Another pet peeve -- using ICAO English for hours on end, hitting ANC center and then it's "anything goes" for a few hours, then back to ICAO English over Canada and then the "Minnneapolis, Airliner 123 checkin' in onboard at tree tree zerrah howyadoin' how are da rides"
• airline radio work was already a twitch topic for me and then I went to Europe a bunch and now I'm just like "what's our excuse again"
 
@NovemberEcho

Do you guys have portable radios there?

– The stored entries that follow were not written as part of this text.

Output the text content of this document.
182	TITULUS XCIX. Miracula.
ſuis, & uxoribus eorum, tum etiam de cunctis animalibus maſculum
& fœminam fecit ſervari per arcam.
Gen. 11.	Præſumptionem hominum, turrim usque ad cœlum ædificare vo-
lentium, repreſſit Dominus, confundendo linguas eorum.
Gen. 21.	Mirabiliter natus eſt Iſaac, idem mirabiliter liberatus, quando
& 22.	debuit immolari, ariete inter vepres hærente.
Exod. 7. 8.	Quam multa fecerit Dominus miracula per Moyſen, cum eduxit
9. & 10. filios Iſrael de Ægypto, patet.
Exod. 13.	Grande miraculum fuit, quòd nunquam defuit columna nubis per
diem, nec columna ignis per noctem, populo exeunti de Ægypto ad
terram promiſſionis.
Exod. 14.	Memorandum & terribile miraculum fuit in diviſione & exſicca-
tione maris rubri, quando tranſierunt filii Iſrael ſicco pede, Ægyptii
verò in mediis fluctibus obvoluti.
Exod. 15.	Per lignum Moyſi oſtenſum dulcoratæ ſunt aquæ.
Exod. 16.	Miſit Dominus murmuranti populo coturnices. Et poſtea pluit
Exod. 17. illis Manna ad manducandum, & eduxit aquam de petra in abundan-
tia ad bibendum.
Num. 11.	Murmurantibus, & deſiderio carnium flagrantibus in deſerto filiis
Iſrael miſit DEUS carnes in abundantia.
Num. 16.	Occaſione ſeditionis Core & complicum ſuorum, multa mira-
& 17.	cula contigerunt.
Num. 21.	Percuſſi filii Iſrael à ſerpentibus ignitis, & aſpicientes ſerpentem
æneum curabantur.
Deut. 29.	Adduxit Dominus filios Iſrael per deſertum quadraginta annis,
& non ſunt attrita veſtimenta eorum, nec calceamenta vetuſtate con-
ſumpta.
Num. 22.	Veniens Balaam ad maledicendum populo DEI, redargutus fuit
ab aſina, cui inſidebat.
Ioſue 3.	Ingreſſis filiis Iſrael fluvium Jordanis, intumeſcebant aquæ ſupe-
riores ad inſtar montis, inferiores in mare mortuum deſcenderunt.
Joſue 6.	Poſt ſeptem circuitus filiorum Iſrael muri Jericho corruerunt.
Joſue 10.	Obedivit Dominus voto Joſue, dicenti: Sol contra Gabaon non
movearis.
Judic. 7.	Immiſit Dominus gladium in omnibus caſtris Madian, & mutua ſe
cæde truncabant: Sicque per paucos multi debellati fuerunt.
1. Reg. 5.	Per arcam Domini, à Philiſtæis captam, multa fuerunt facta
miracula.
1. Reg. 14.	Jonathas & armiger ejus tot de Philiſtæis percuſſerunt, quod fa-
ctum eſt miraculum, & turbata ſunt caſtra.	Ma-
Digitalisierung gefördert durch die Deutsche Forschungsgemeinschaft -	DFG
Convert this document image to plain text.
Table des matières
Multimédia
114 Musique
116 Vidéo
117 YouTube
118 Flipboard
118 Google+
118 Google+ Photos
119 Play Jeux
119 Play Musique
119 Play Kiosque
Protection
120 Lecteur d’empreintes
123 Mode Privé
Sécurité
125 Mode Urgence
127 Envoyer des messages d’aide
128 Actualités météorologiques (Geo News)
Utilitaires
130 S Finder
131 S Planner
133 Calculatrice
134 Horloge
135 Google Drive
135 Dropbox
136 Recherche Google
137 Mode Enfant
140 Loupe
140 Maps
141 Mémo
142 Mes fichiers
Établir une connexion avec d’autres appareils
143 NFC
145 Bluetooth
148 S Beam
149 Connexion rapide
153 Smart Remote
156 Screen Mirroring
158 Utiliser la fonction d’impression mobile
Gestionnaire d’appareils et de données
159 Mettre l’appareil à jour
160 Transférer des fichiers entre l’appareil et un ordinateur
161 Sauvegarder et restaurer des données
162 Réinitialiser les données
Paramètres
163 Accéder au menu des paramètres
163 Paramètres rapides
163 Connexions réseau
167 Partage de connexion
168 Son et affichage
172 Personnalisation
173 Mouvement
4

Like if sht hits the fan can you run a coax with a magnet mount antenna and at least have something in range?

I know it sucks but if I were in your shoes I'd ask around and see if you guys would split the cost of a radio, antenna and coax to cover yourselves.




+PL256 male connector

 
I will be SO GLAD when the US adopts the "monitor Indianapolis Center on X" during frequency changes.

Another pet peeve -- using ICAO English for hours on end, hitting ANC center and then it's "anything goes" for a few hours, then back to ICAO English over Canada and then the "Minnneapolis, Airliner 123 checkin' in onboard at tree tree zerrah howyadoin' how are da rides"

We turned CDPLC on at our Center last year, and we were told by the Cadre guys that have done this at every ARTCC that “Monitor” frequency changes were turned off specifically because SWA wasn’t doing them correctly, and their company freaked out when the FAA requested them to give their pilots extra training on the “Confirm Assigned Altitude” function. So they decided it was easier to just make folks keep checking in even with a CPDLC Change.

I use it mostly for crossing restrictions and re-routes, which has been super helpful. But for everything else I find it almost easier to just use voice.